[Enhanced sensitivity to cytosine arabinoside by combined stimulation of steel factor and GM-CSF in a factor-dependent leukemic cell line, MO7e--in terms of a possible clinical application to AML treatment].

In normal hematopoiesis, granulocyte macrophage-colony stimulating factor (GM-CSF) is known to stimulate the proliferation and differentiation of myelo-monocytoid lineage, while Steel factor (SLF) has been supposed to support the proliferation of more primitive hematopoietic progenitors including stem cells. We investigated the stimulatory effect of SLF and GM-CSF in twelve cases of acute myeloid leukemia (AML) cells in vitro by MTT assay. In 10 out of 12 cases, SLF or GM-CSF stimulated the proliferation of leukemic cells in short term liquid culture. In 7 out of these 10 cases, the leukemic cells responded to both cytokines. To investigate the possibility of the clinical application of these cytokines by combination with cell cycle-specific anti-tumor reagents, we assessed the effects of SLF and GM-CSF on the modulation of the cell cycle and sensitivity against cytosine arabinoside (ara-C) in a human factor-dependent leukemic cell line, MO7e.
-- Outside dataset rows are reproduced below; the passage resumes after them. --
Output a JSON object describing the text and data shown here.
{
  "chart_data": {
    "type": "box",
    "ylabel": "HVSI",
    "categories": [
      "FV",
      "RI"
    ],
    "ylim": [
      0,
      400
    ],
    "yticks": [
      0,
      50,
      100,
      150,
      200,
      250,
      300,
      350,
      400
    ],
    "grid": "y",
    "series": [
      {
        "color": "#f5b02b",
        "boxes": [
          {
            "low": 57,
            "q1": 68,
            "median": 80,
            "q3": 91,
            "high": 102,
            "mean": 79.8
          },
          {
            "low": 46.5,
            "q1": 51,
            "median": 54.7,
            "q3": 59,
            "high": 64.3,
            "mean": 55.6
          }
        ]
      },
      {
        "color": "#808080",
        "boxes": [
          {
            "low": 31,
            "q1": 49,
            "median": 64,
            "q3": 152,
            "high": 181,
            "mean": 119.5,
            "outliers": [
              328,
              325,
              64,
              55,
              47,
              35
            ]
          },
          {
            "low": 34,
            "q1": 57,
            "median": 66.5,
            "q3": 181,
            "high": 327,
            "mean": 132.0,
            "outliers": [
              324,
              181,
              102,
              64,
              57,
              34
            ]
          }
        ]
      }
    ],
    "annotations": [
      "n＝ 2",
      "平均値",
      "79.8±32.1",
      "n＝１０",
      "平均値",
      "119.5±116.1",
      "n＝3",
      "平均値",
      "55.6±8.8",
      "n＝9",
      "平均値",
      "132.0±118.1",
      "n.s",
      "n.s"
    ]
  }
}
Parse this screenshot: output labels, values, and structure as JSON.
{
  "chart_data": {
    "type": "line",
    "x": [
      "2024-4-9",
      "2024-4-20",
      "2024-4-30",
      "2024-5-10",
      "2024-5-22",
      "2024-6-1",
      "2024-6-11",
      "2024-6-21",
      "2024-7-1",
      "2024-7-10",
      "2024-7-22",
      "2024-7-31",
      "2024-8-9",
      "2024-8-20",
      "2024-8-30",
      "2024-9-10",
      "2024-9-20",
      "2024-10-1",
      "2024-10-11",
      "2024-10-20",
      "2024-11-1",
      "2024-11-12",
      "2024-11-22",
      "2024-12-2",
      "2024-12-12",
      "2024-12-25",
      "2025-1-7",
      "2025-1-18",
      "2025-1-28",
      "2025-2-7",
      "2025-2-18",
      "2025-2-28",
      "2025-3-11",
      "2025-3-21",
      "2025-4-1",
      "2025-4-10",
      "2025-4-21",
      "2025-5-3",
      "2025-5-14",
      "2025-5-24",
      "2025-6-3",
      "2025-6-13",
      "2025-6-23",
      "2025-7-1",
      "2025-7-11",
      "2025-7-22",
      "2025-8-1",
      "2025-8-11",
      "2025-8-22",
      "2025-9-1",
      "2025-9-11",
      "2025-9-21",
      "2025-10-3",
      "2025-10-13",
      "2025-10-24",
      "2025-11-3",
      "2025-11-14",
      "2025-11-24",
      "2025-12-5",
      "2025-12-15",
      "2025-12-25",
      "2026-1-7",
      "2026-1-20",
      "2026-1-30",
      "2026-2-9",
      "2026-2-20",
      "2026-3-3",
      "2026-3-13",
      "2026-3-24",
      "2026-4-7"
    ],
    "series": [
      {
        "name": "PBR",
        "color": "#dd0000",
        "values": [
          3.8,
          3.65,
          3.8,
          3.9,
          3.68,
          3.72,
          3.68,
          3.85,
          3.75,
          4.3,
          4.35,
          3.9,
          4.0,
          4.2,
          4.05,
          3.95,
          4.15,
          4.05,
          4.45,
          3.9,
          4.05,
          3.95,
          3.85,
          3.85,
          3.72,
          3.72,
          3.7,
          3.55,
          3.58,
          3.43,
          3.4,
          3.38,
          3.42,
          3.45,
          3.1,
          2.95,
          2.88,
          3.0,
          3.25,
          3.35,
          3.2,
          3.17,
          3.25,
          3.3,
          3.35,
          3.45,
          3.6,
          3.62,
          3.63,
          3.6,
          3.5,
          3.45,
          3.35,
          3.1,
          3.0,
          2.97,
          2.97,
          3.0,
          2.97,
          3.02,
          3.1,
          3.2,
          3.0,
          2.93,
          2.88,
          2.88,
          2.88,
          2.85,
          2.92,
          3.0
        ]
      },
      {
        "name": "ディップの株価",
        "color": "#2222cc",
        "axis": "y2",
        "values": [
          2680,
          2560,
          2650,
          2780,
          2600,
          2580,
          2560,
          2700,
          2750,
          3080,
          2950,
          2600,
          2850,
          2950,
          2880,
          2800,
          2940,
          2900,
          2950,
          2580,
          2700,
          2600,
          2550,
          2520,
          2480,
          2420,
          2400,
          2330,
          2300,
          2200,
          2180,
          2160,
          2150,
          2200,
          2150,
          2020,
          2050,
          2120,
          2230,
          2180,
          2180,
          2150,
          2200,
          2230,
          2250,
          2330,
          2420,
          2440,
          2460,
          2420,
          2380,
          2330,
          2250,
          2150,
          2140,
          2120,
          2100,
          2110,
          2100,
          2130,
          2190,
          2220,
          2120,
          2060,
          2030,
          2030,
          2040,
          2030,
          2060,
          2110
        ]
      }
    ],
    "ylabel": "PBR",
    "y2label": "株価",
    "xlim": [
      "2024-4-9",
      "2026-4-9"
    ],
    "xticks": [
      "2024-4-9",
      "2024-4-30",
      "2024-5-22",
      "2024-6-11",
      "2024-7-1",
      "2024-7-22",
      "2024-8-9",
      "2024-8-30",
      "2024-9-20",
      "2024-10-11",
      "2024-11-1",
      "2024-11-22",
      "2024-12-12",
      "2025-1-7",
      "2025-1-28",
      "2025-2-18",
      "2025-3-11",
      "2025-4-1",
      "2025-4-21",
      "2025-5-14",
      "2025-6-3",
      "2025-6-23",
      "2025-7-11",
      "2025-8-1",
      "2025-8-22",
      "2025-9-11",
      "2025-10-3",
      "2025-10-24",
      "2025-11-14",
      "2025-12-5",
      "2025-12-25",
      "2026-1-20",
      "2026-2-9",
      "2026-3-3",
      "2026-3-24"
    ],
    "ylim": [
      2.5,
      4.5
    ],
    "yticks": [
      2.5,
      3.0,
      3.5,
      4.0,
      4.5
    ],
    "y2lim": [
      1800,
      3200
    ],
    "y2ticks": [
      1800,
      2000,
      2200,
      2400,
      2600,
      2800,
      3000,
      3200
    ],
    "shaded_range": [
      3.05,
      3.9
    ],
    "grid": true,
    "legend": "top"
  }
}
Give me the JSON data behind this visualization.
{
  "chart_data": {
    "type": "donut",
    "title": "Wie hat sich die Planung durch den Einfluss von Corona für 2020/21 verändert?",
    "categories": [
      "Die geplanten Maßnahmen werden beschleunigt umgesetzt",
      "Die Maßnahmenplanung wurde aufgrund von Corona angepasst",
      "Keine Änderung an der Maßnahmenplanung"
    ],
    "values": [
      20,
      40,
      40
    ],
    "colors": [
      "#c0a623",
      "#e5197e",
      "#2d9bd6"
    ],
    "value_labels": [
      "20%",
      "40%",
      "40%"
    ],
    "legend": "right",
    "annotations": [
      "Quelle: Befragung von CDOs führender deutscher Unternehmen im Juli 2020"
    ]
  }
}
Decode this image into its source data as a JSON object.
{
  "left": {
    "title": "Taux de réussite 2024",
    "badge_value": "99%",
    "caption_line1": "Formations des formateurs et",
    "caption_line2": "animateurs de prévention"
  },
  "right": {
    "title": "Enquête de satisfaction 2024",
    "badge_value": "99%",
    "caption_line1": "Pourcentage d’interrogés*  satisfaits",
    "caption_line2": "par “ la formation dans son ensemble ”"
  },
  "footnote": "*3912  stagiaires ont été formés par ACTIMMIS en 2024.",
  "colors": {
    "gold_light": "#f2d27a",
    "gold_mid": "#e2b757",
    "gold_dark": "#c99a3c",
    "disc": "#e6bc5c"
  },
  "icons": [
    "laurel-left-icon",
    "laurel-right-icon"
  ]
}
Flow cytometric analysis revealed the effect of cell recruitment into the cell cycle in the quiescent MO7e cells by exposure to these cytokines. The drug-sensitivity test using the MTT assay system demonstrated that pre-treatment with each cytokine enhanced sensitivity of ara-C. Furthermore, by combination of SLF and GM-CSF, the ara-C sensitivity was significantly wore graty enhanced than by each cytokine alone. These data suggest that combined pre-treatment with SLF and GM-CSF may provide new benefits for cure-oriented chemotherapy of AML followed by bone marrow transplantation or peripheral blood stem cell transplantation.